Most of you already know that Nasdaq is home to some of the most innovative companies in the world, and we’ve seen in the past that our market quality is better for companies, helping to reduce volatility and costs of capital. So, it’s probably no surprise that Nasdaq recently saw its 500th listing switch.
In celebration of the milestone, we decided to update our research on listing market quality, comparing spreads, liquidity and volatility right before and after a stock switches from one listing exchange to another.
Switches are by far the best way to compare different listing market quality, allowing us to compare the exact same stock across two different marketplaces just days apart. That reduces distortions based on sector, market capitalization and single stock events, providing the cleanest comparison between listing venues.
The results probably aren’t that surprising for the 500 companies that have successfully switched already.
Tighter spreads make trading costs are lower
Crossing the bid-offer spread represents a cost for an investor when they enter (and if they exit) a position. Consequently, tighter spreads should lead to lower costs to trade. That increases returns to investors, which can improve a stocks valuation, thereby reducing the costs of capital with future capital needs.
When we look at the average cost of crossing the bid-offer spread around a switch, we see that when the same stock is listed on Nasdaq, it has tighter spreads than when it was listed on NYSE. In fact, spreads for symbols that either switched between NYSE or Nasdaq had spreads about 12% lower while listed on Nasdaq.
Chart 1: Nasdaq listings have relatively tighter spreads than NYSE listings
Deeper liquidity makes it easier to increase trade sizes
Another important factor for mutual fund investors, especially with their larger trade sizes, is the depth of shares on the bid and offer. This helps complete larger trades faster with less price impact, which also reduces transaction costs and can help investors accumulate larger positions.
When we look at switches between NYSE and Nasdaq, we see corporates had approximately 35% more depth at the NBBO while listed on Nasdaq.
Chart 2: Switches to and from NYSE to Nasdaq had 35% more depth at the NBBO while listed on Nasdaq
Volatility is lower at all parts of the trading day
Tighter spreads with larger depth at those spreads should result in prices moving less during the day – and that’s exactly what we find. The average high-low price move in each 5-mintute period decreased by 11% for stocks listed on Nasdaq.
But often, companies find low auction volatility more important. That’s especially true on the close because most “volatility” calculations used close-to-close returns.
Our calculations show that companies listed on Nasdaq also have lower open and close volatility, with Nasdaq having:
- Opening auction volatility lower by 3%.
- Closing auction volatility lower by 17%.

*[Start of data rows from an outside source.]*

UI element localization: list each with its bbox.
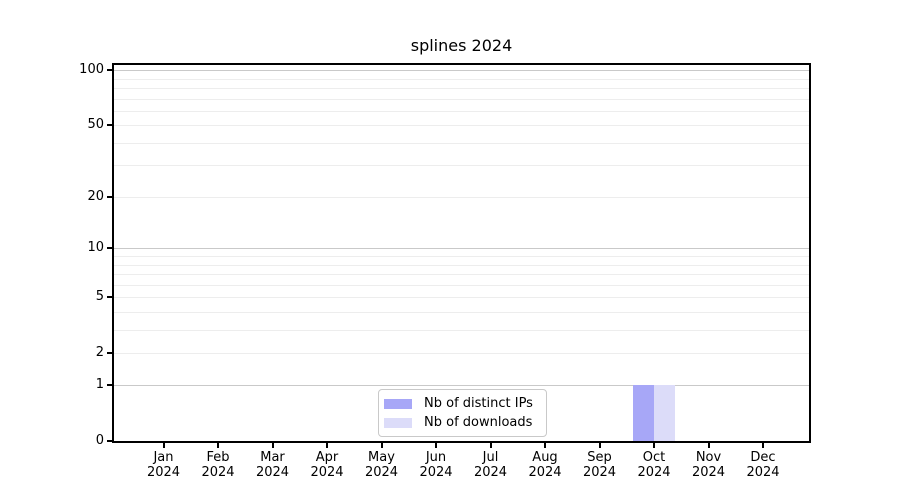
x-tick-label: Jun 2024: [419, 450, 453, 480]
chart-title: splines 2024: [410, 36, 513, 55]
y-tick: [107, 195, 112, 198]
x-tick-label: Oct 2024: [637, 450, 671, 480]
x-tick-label: Apr 2024: [310, 450, 344, 480]
legend: Nb of distinct IPs Nb of downloads: [378, 389, 547, 437]
x-tick: [489, 443, 492, 448]
minor-gridline: [114, 143, 809, 144]
legend-swatch: [384, 398, 412, 409]
x-tick: [326, 443, 328, 448]
y-tick-label: 1: [95, 377, 104, 393]
minor-gridline: [114, 197, 809, 198]
legend-swatch: [384, 417, 412, 428]
y-tick: [107, 247, 112, 250]
x-tick-label: May 2024: [364, 450, 399, 480]
plot-area-border: [112, 63, 811, 443]
minor-gridline: [114, 79, 809, 80]
x-tick-label: Aug 2024: [528, 450, 562, 480]
minor-gridline: [114, 353, 809, 354]
x-tick: [544, 443, 546, 448]
bar-nb-of-distinct-ips: [633, 385, 654, 443]
x-tick-label: Sep 2024: [582, 450, 617, 480]
x-tick-label: Jul 2024: [473, 450, 508, 480]
major-gridline: [114, 385, 809, 386]
minor-gridline: [114, 111, 809, 112]
bar-nb-of-downloads: [654, 385, 675, 443]
y-tick-label: 2: [95, 344, 104, 360]
x-tick: [380, 443, 383, 448]
y-tick-label: 0: [95, 433, 104, 448]
y-tick-label: 5: [95, 289, 104, 305]
minor-gridline: [114, 99, 809, 100]
minor-gridline: [114, 165, 809, 166]
x-tick-label: Mar 2024: [255, 450, 290, 480]
x-tick: [217, 443, 219, 448]
legend-item: Nb of downloads: [384, 413, 540, 432]
y-tick: [107, 351, 112, 354]
y-tick-label: 50: [87, 117, 104, 133]
legend-item: Nb of distinct IPs: [384, 394, 540, 413]
x-tick: [162, 443, 165, 448]
y-tick: [107, 69, 112, 72]
x-tick-label: Feb 2024: [201, 450, 235, 480]
x-tick: [271, 443, 274, 448]
minor-gridline: [114, 297, 809, 298]
y-tick-label: 100: [79, 62, 104, 78]
x-tick: [598, 443, 601, 448]
x-tick: [707, 443, 710, 448]
legend-item-label: Nb of distinct IPs: [424, 396, 533, 411]
minor-gridline: [114, 88, 809, 89]
minor-gridline: [114, 330, 809, 331]
y-tick: [107, 384, 112, 387]
legend-item-label: Nb of downloads: [424, 415, 533, 430]
y-tick-label: 10: [87, 240, 104, 256]
x-tick: [435, 443, 437, 448]
y-tick: [107, 440, 112, 442]
x-tick-label: Jan 2024: [146, 450, 181, 480]
minor-gridline: [114, 265, 809, 266]
minor-gridline: [114, 285, 809, 286]
y-tick: [107, 296, 112, 299]
x-tick: [762, 443, 764, 448]
minor-gridline: [114, 125, 809, 126]
y-tick: [107, 124, 112, 127]
major-gridline: [114, 248, 809, 249]
minor-gridline: [114, 256, 809, 257]
y-tick-label: 20: [87, 188, 104, 204]
x-tick-label: Dec 2024: [746, 450, 780, 480]
x-tick-label: Nov 2024: [691, 450, 726, 480]
x-tick: [653, 443, 655, 448]
minor-gridline: [114, 274, 809, 275]
minor-gridline: [114, 312, 809, 313]
major-gridline: [114, 70, 809, 71]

Chart 3: Switches to Nasdaq see reduction in volatility during continuous trading and auctions
One reason why Nasdaq auctions likely have lower volatility is that Nasdaq treats all market makers more equally, which we think attracts both buyers and sellers and gives more market makers a level playing field for providing liquidity.
Dislocation in auctions costs investors money
It’s not just us though. Even academics have talked about how the Nasdaq’s closing process is more predictable and less volatile. It helps that we have special order types designed to offset imbalances and reduce volatility. These contrast to NYSE order types that allow traders to do cancellations, which can affect the balance of buyers and sellers in the closing auction with just seconds left in the day.
Closing volatility can impact investors returns. If a new buyer is well-matched in the auction, prices shouldn’t move up much at all. However, if a seller cancels at the last minute, that could cause prices to gap higher – hurting the investors’ entry price and returns.
The data shows that Nasdaq has more predictable auctions, with switches from NYSE to Nasdaq seeing a 6% reduction in opening auction dislocation and a decline of over 28% in closing auction dislocation.
Chart 4: Switches to Nasdaq experienced improvement in price stability for opening and closing auctions
Switching to Nasdaq is good for your stock and your investors
Using switches is one of the cleanest ways to compare different listing venues.
The results still show that stocks trade better when they’re listed on Nasdaq. That’s true in the open auction, during the day, and in the close.
So, it’s no surprise that over 500 companies have already switched to Nasdaq.